People who are in pain often utter the agonising question ‘Why God, why?’. I do not think that there is a human answer to this question. There is only one answer: God shared in our pain in the Cross of Christ. We believe in a crucified God, which means a God who has been humbled, humiliated and tortured. On the Mosque of Omar in Jerusalem there is the following inscription: ‘Let no one speak the blasphemy that God has a son’. Not so far away stands the Hill of Golgotha, where the Son of God suffered for us all. We are not ashamed to say that we believe in a God who became man, was crucified and rose again, in a God who, out of infinite love, shared in our illness and assumed our mortal and suffering flesh in order to make it immortal. An inaccessible, withdrawn and unsociable God would be impossible to believe in, impossible to feel for and impossible to accept. Once a female high school student said to me: ‘I admire Socrates for accepting his death with philosophical resignation, but I love Christ for dying a human death’. Let us not forget Christ’s cry: ‘My God, my God, why have you forsaken me?’
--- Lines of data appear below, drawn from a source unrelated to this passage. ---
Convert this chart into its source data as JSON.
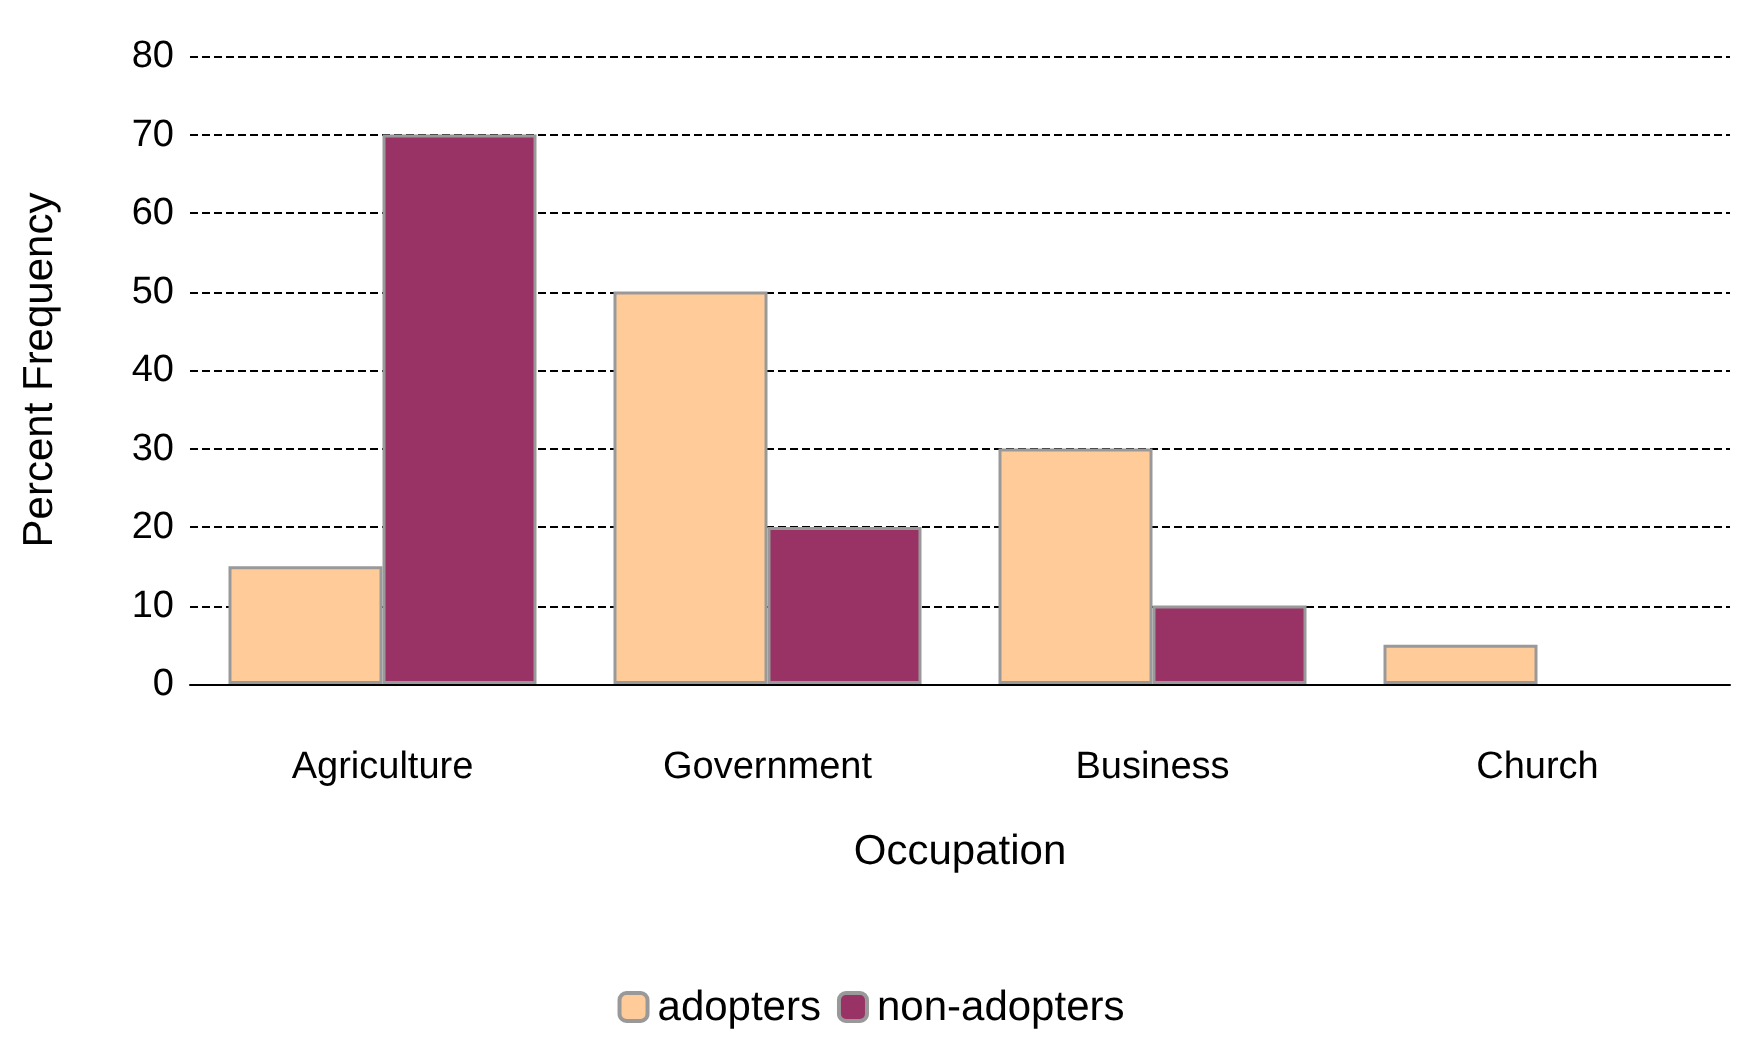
{
  "chart_data": {
    "type": "bar",
    "xlabel": "Occupation",
    "ylabel": "Percent Frequency",
    "categories": [
      "Agriculture",
      "Government",
      "Business",
      "Church"
    ],
    "series": [
      {
        "name": "adopters",
        "color": "#ffcc99",
        "values": [
          15,
          50,
          30,
          5
        ]
      },
      {
        "name": "non-adopters",
        "color": "#993366",
        "values": [
          70,
          20,
          10,
          0
        ]
      }
    ],
    "ylim": [
      0,
      80
    ],
    "yticks": [
      0,
      10,
      20,
      30,
      40,
      50,
      60,
      70,
      80
    ],
    "grid": "y",
    "legend": "bottom"
  }
}
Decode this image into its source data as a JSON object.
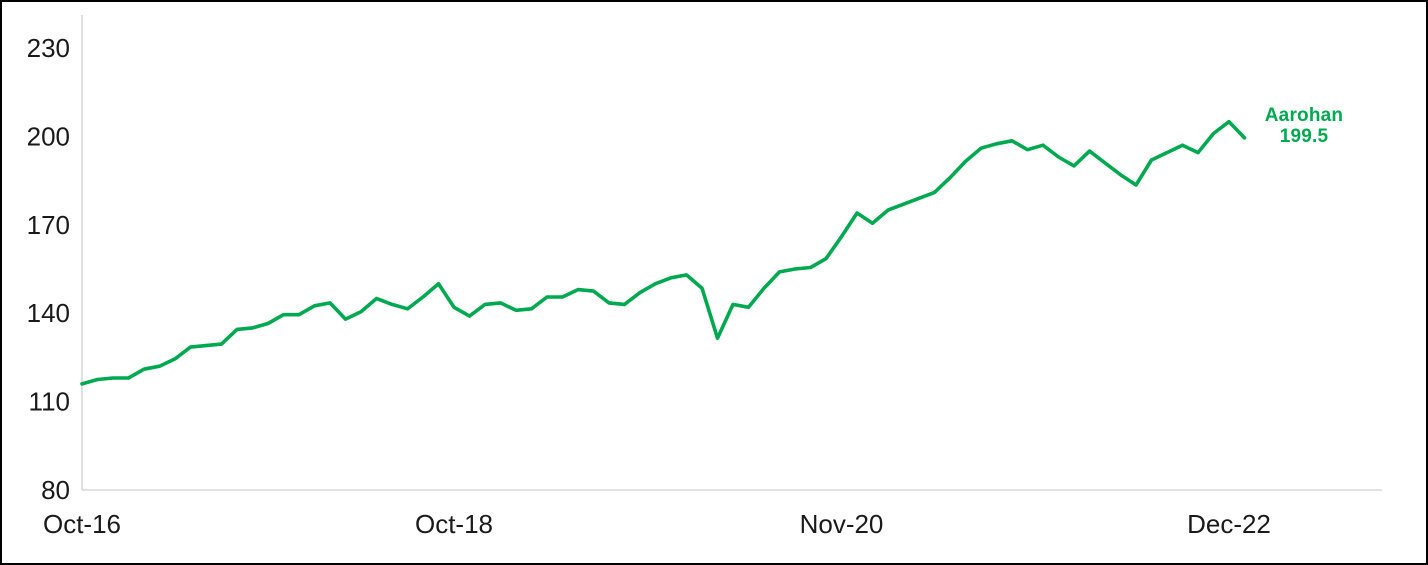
{
  "chart_data": {
    "type": "line",
    "title": "",
    "xlabel": "",
    "ylabel": "",
    "grid": "off",
    "legend_position": "end-of-line",
    "background": "#ffffff",
    "axis_color": "#d9d9d9",
    "tick_label_color": "#1a1a1a",
    "ylim": [
      80,
      240
    ],
    "y_ticks": [
      80,
      110,
      140,
      170,
      200,
      230
    ],
    "x_tick_labels": [
      "Oct-16",
      "Oct-18",
      "Nov-20",
      "Dec-22"
    ],
    "x_tick_indices": [
      0,
      24,
      49,
      74
    ],
    "x_frequency": "monthly",
    "x_range": [
      "Oct-16",
      "Jan-23"
    ],
    "series": [
      {
        "name": "Aarohan",
        "color": "#00a950",
        "last_value": 199.5,
        "values": [
          116,
          117.5,
          118,
          118,
          121,
          122,
          124.5,
          128.5,
          129,
          129.5,
          134.5,
          135,
          136.5,
          139.5,
          139.5,
          142.5,
          143.5,
          138,
          140.5,
          145,
          143,
          141.5,
          145.5,
          150,
          142,
          139,
          143,
          143.5,
          141,
          141.5,
          145.5,
          145.5,
          148,
          147.5,
          143.5,
          143,
          147,
          150,
          152,
          153,
          148.5,
          131.5,
          143,
          142,
          148.5,
          154,
          155,
          155.5,
          158.5,
          166,
          174,
          170.5,
          175,
          177,
          179,
          181,
          186,
          191.5,
          196,
          197.5,
          198.5,
          195.5,
          197,
          193,
          190,
          195,
          191,
          187,
          183.5,
          192,
          194.5,
          197,
          194.5,
          201,
          205,
          199.5
        ]
      }
    ],
    "end_annotation": {
      "line1": "Aarohan",
      "line2": "199.5",
      "color": "#00a950"
    }
  }
}
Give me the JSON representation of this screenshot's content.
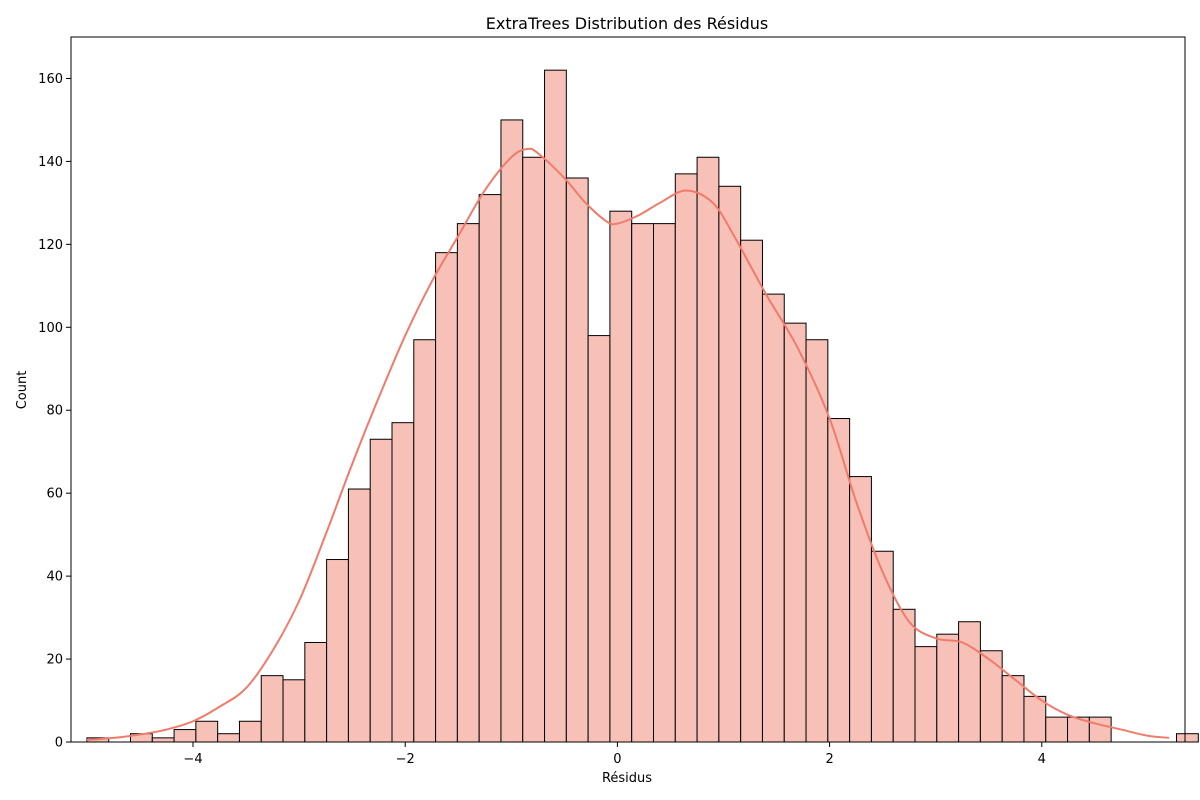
{
  "chart_data": {
    "type": "bar",
    "title": "ExtraTrees Distribution des Résidus",
    "xlabel": "Résidus",
    "ylabel": "Count",
    "xlim": [
      -5.15,
      5.35
    ],
    "ylim": [
      0,
      170
    ],
    "xticks": [
      -4,
      -2,
      0,
      2,
      4
    ],
    "xtick_labels": [
      "−4",
      "−2",
      "0",
      "2",
      "4"
    ],
    "yticks": [
      0,
      20,
      40,
      60,
      80,
      100,
      120,
      140,
      160
    ],
    "ytick_labels": [
      "0",
      "20",
      "40",
      "60",
      "80",
      "100",
      "120",
      "140",
      "160"
    ],
    "bin_start": -5.0,
    "bin_width": 0.2054,
    "values": [
      1,
      0,
      2,
      1,
      3,
      5,
      2,
      5,
      16,
      15,
      24,
      44,
      61,
      73,
      77,
      97,
      118,
      125,
      132,
      150,
      141,
      162,
      136,
      98,
      128,
      125,
      125,
      137,
      141,
      134,
      121,
      108,
      101,
      97,
      78,
      64,
      46,
      32,
      23,
      26,
      29,
      22,
      16,
      11,
      6,
      6,
      6,
      0,
      0,
      0,
      2
    ],
    "kde": {
      "x": [
        -5.0,
        -4.75,
        -4.5,
        -4.25,
        -4.0,
        -3.75,
        -3.5,
        -3.25,
        -3.0,
        -2.75,
        -2.5,
        -2.25,
        -2.0,
        -1.75,
        -1.5,
        -1.25,
        -1.0,
        -0.85,
        -0.75,
        -0.5,
        -0.3,
        -0.1,
        0.0,
        0.2,
        0.4,
        0.65,
        0.9,
        1.1,
        1.4,
        1.7,
        2.0,
        2.25,
        2.5,
        2.75,
        3.0,
        3.25,
        3.5,
        3.75,
        4.0,
        4.25,
        4.5,
        4.75,
        5.0,
        5.2
      ],
      "y": [
        0.5,
        1,
        1.8,
        3,
        5,
        8.5,
        13,
        22,
        34,
        50,
        67,
        83,
        98,
        111,
        122,
        133,
        141,
        143,
        142,
        136,
        130,
        125.5,
        125,
        127,
        130,
        133,
        130,
        122,
        108,
        95,
        78,
        58,
        41,
        29,
        25,
        24,
        20,
        15,
        10,
        6.5,
        4.5,
        3,
        1.5,
        1
      ]
    },
    "colors": {
      "bar_fill": "#f8c1b8",
      "bar_edge": "#000000",
      "kde_line": "#f07b6c"
    }
  }
}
Iov, Dialogus de laudibus, 12s IN

Job, ‘Dialogus de Laudibus’, 12th Century

The sensitivity that God has to the pain felt by any of His creatures is shared by God’s people, who themselves are pained by anything bad or distressful that happens to God’s creatures. Abba Isaac says: ‘A merciful heart is a heart burning for the sake of the whole of creation – for men, for birds, for animals, for demons, and for every created thing, and by the recollection and sight of them the eyes of the merciful man pour forth abundant tears. From the strong and vehement mercy which grips his heart and from his great compassion, his heart is humbled and he cannot bear to hear or to see any injury or slight sorrow in creation. For this reason he offers up tearful prayer continually even for irrational beasts, for the enemies of the truth and for those who harm him, that they may be protected and receive mercy, and also for reptiles, his heart being full of mercy like that which fills the heart of God’ (Homily 81). Indeed, the compassion that the saints feel for God’s creatures is not a passive sympathy such as Buddhists feel but an active sharing in the pain felt by their fellows. Abba Agathon, for example, wanted to find a leper so that he could give him his own healthy body in exchange for the leper’s sick one.

Ultimately, pain will always remain a mystery, closely connected with man’s boundless freedom. Now this mystery is being only partly revealed and ‘on our behalf’ by others. When our eyes are finally opened, we will see much more clearly.

Let us stand by each of our suffering brothers with respect and attention and brotherly love and understanding, and let us ask our Crucified Lord to give us Grace, enlightenment and strength to face whatever kind of pain His love allows us to suffer in our earthly lives, on our way to heaven.